# looking for a jam



## fraser (Feb 24, 2007)

hi- id like to do some jamming. not really playing songs, just jamming. i took a break from the real world to work on my playing and finish some recording projects, but have writers block i guess lol. some good jamming would be nice.
will jam with anybody if its logistically possible- i dont drive, needs to be in my area. if you are mobile my place is relatively jam friendly- been at it over 25 years, i play electric, acoustic, slide, bass, and a bit of mandolin and uke. im not genre specific, i can go from fleetwood mac to sabbath, blind willie mctell to alice in chains
- but again, im not into sitting around playing covers- im into the call and response of a good jam.
id go to an open mic but i hate that stuff, your always playing familiar tunes 
and you cant smoke.
lately ive been handing complete non- musicians a bass and telling em to play whatever they want- then trying to jam over that. so, any skill or confidence level is cool. ive given a lot of lessons, so if your a beginner or just a player lacking confidence then we can help each other.
pm me if yur interested please.


----------



## fraser (Feb 24, 2007)

first time i got double posted


----------



## RIFF WRATH (Jan 22, 2007)

Darn
wish you were closer.

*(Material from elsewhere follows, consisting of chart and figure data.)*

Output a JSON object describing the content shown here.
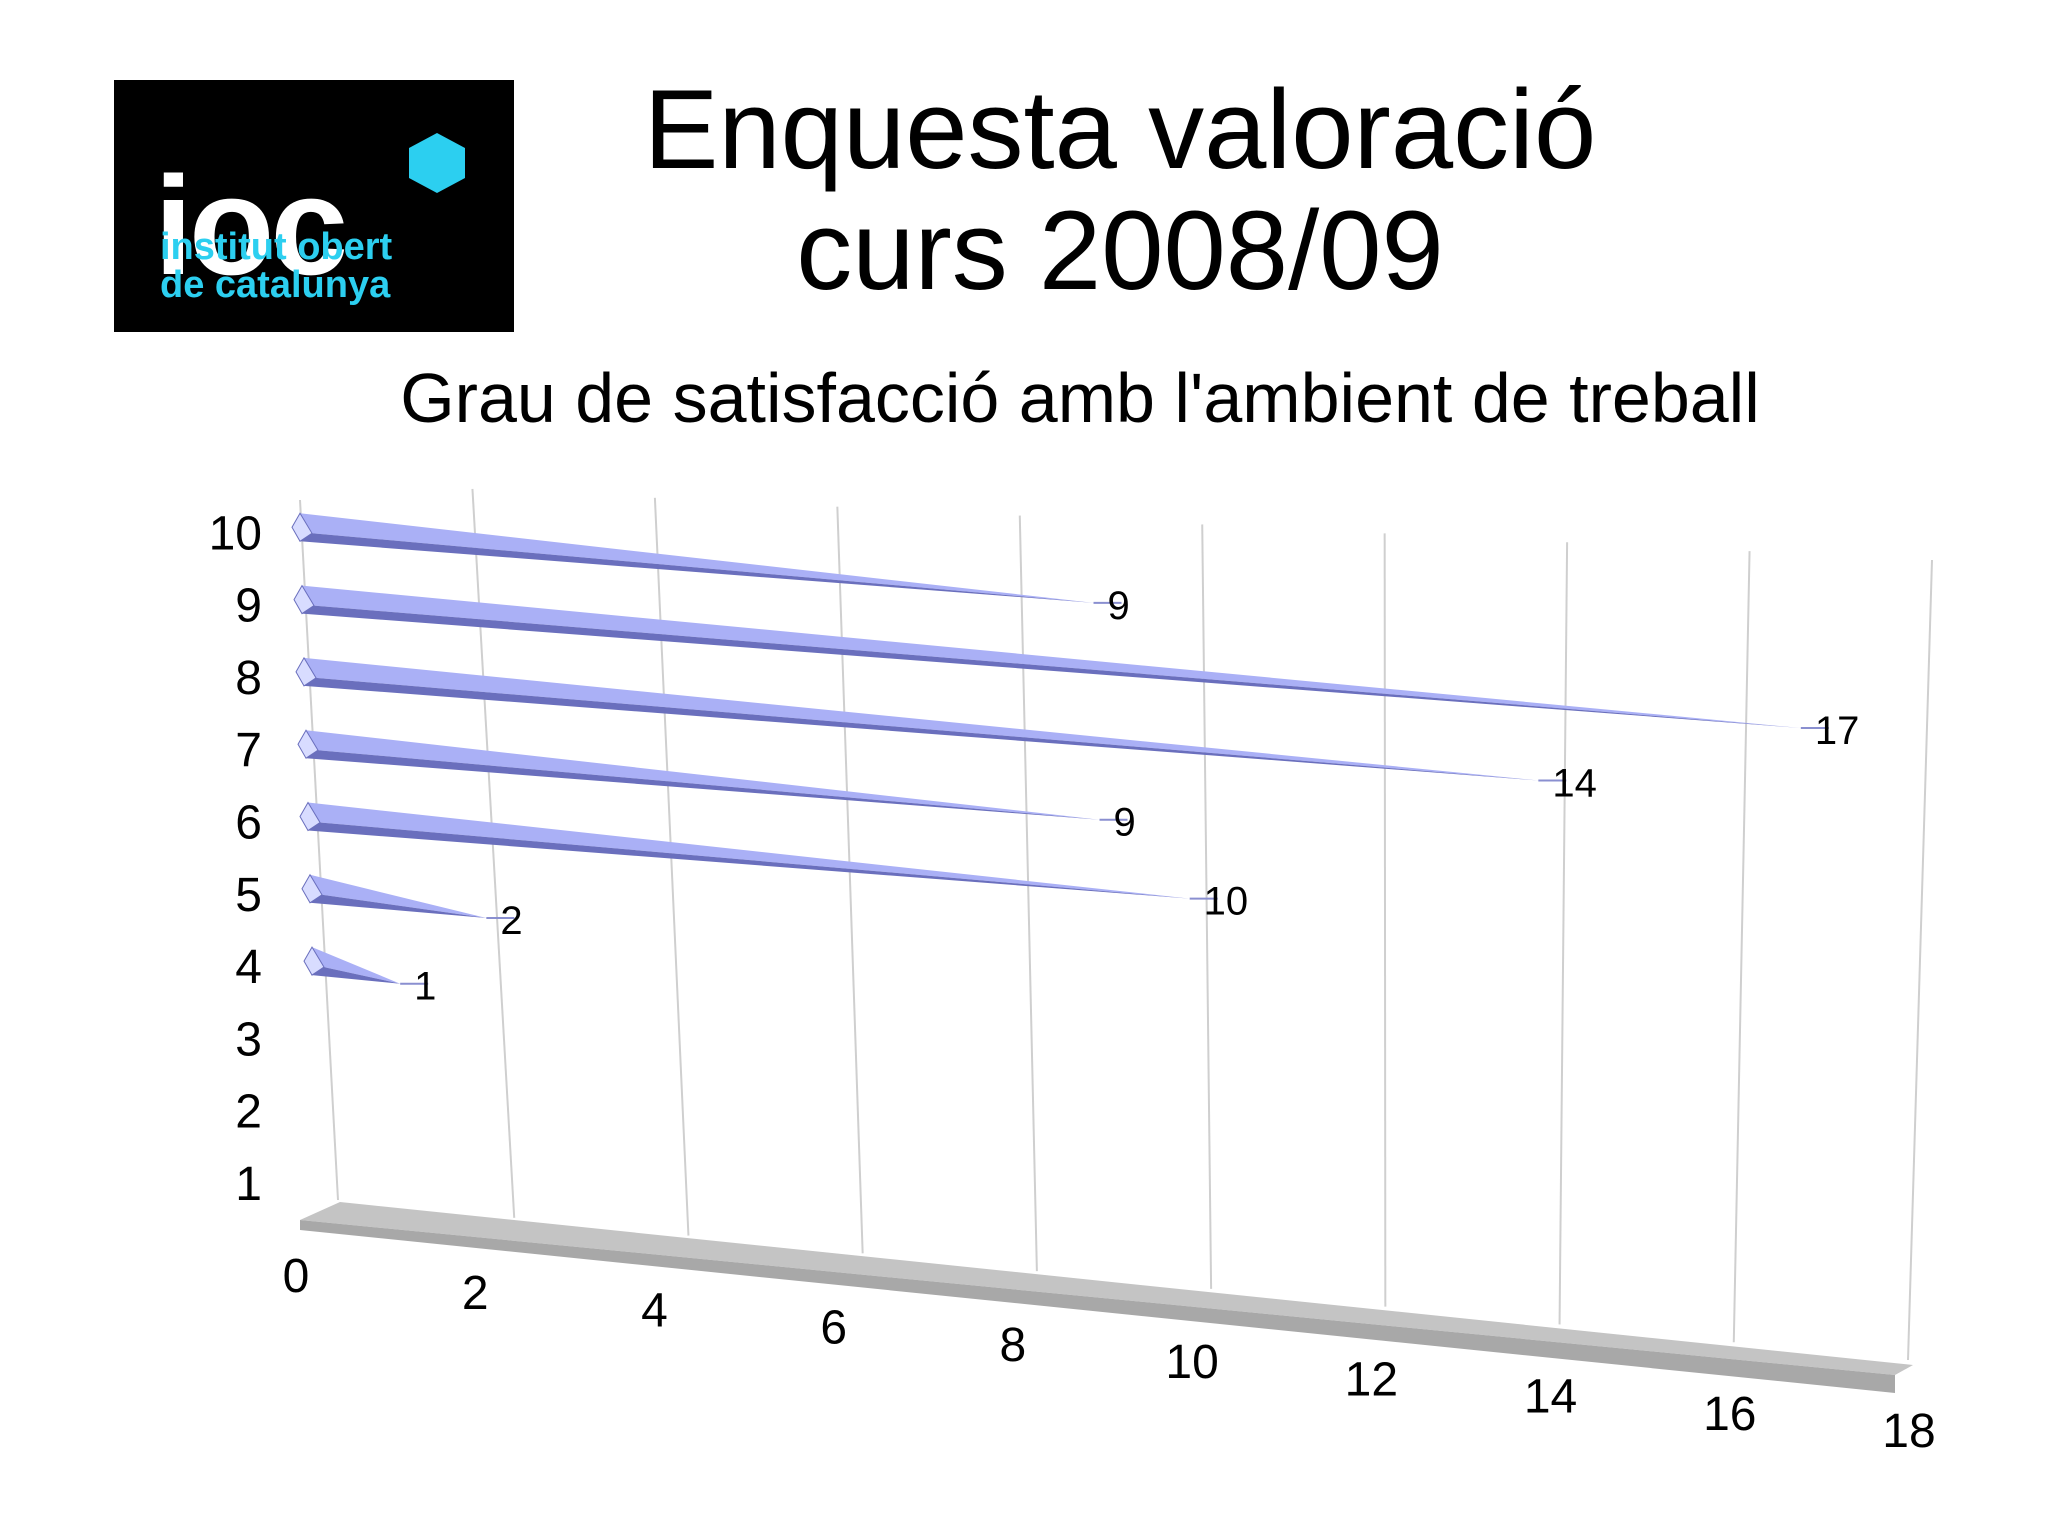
{
  "logo": {
    "word": "ioc",
    "subtitle": "institut obert\nde catalunya",
    "text_color": "#ffffff",
    "accent_color": "#2ccff0",
    "background": "#000000"
  },
  "slide": {
    "title": "Enquesta valoració\ncurs 2008/09"
  },
  "chart_data": {
    "type": "bar",
    "orientation": "horizontal",
    "style": "3d-cone",
    "title": "Grau de satisfacció amb l'ambient de treball",
    "categories": [
      "1",
      "2",
      "3",
      "4",
      "5",
      "6",
      "7",
      "8",
      "9",
      "10"
    ],
    "values": [
      0,
      0,
      0,
      1,
      2,
      10,
      9,
      14,
      17,
      9
    ],
    "xlim": [
      0,
      18
    ],
    "x_ticks": [
      0,
      2,
      4,
      6,
      8,
      10,
      12,
      14,
      16,
      18
    ],
    "grid": true,
    "show_data_labels": true,
    "bar_color": "#aab0f6",
    "bar_shadow_color": "#6a6fbd",
    "floor_color": "#a8a8a8",
    "legend": "none"
  }
}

I could be the idiot on the bass.
good luck
RIFF


----------



## Hamm Guitars (Jan 12, 2007)

I'd be interested in a little fun. The only problem is finding the time to actually do it - my schedule is just stupid lately.


----------



## fraser (Feb 24, 2007)

riff- where are you at? where is four winds?

mr.hamm- i know the feeling, i just spent 5 years working like an animal- my schedule is real flexible until may though so anytime man. wanted to talk to you about a pine esquire idea ive got:smile:


----------



## a Pack of Wolves (Sep 5, 2007)

hey buddy

i'm in the hammer and would luv to do some jamming

much of my own playing is based in improv,
and music wise i'm all over the map with influences myself

i'm also a home recordist 
which grew out of being a songwriter (mainly) 
and needed a way top get that 'out there'

main instrument guitar but friggin luv playing bass

i'll p.m. you to


----------



## Guest (Oct 31, 2007)

a Pack of Wolves said:


> ...i'm all over the map with influences myself


Yeah, my fingers have been itchin' to get out there
and jam. Will PM as well.


----------



## RIFF WRATH (Jan 22, 2007)

Fraser
i'm near Elora, Ont.
also would consider my self as an enthusiast, definetly not a player .....yet.
music is becoming a predominate part of my mid life crisis......LOL
cheers
RIFF


----------



## CobaltBlue72 (Jun 3, 2007)

I'm a guitarist/bassist, In Hamilton I'd be open for a jam, I play guitar/bass. i've been playing for 4+ years. and I enjoy improv, in fact my guitar teacher in recent time has mostly just been getting me to be able to improv over anything. PM or Email me, I tend to forget about this forum and not check it for a couple weeks


----------



## NIK0 (Dec 6, 2007)

I would be interested. Live in Mississauga...


----------